LAUSR

Abstract Terahertz (THz) metamaterials and their assemblies with strong Fano resonance are of fundamental interest and have potential applications in modulators, slow-light devices and THz sensing. Here, we demonstrate that near-field coupling dominated Fano-dip and plasmon-induced transparency can be simultaneously generated in a THz metamaterial by introducing a symmetry-breaking nanogap. We fabricated the designed metamaterials THz structures using our lately developed “sketch and peel” lithography process, which can obtain the multi-scale micro/nano-structures with small gap size and high fabricating efficiency. Both experimental and numerically simulated spectra show that the physical origin of Fano dip and plasmon-induced transparency are the near-field coupling derived destructive interference between two overlap plasmon resonance modes, and their specific manifestation depends on the coupling intensity between two overlapped plasmon modes.

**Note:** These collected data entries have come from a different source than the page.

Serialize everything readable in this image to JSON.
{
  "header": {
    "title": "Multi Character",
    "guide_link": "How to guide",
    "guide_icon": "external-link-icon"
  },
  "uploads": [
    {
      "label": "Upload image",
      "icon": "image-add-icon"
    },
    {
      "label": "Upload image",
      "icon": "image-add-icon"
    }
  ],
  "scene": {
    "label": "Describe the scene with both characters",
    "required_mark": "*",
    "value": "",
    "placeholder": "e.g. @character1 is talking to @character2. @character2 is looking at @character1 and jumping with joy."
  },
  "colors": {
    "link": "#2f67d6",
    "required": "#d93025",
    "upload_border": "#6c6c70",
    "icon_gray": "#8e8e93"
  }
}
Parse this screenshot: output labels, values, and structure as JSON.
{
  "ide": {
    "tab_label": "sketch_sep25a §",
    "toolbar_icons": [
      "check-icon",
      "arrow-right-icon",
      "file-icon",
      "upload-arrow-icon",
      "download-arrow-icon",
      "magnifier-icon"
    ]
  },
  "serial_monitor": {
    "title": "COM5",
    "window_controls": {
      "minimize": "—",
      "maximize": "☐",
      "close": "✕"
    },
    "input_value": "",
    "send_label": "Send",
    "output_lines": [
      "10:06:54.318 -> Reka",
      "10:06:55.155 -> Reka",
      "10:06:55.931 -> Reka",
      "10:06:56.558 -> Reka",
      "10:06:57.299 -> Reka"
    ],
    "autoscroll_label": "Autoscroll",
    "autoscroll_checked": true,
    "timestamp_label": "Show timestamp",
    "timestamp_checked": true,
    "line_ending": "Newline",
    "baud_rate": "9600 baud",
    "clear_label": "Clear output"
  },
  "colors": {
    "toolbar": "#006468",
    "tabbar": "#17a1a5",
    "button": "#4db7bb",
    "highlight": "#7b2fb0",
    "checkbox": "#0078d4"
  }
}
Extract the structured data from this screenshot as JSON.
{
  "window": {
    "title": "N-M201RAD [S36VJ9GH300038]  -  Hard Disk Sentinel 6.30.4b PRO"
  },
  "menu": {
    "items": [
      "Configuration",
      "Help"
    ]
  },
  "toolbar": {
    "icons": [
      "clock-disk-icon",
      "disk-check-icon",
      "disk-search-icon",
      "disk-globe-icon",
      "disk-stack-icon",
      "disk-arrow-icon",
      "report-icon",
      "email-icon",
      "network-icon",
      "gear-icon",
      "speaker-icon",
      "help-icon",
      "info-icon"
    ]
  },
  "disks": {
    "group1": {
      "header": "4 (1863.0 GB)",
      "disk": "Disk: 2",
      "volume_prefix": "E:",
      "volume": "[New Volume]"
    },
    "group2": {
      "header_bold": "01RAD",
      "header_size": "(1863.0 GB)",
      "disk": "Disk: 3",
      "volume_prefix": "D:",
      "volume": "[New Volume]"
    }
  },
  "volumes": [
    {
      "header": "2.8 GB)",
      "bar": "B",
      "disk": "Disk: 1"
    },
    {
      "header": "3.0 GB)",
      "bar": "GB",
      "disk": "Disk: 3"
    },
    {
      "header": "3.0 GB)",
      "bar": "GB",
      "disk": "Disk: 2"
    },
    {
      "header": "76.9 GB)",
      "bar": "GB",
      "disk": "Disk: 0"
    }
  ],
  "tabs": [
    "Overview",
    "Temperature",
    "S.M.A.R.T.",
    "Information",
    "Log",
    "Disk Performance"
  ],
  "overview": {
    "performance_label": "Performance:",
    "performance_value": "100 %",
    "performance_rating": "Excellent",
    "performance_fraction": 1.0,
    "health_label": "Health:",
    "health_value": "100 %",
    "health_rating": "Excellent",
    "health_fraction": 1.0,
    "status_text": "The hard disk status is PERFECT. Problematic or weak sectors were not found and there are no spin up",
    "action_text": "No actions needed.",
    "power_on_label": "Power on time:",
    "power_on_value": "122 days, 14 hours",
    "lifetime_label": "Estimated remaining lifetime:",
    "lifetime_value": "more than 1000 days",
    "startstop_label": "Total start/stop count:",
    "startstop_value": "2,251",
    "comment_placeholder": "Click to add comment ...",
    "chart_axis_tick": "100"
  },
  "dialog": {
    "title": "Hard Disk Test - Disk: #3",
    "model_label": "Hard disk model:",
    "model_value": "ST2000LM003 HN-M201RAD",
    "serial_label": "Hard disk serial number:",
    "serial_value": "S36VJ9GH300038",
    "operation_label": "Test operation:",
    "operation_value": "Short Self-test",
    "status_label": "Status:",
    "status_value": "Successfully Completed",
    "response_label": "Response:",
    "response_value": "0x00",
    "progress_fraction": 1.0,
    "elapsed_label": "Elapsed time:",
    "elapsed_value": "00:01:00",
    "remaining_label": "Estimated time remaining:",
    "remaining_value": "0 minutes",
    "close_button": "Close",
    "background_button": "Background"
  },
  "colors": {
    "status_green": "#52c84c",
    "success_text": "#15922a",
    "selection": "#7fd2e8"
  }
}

Enabled by the strong near field in the THz nanogaps, the numerical results show that the refractive index sensitivity of Fano dip and plasmon-induced transparency can be as high as 153 GHz/RIU and 236 GHz/RIU with a 500 nm small feature size, respectively. Our study not only provides an insight to understand the different spectral manifestation of Fano resonance in THz metamaterials, but also a possible straightforward path to achieve ultra-sensitive micro/nano-scale THz refractive index sensing.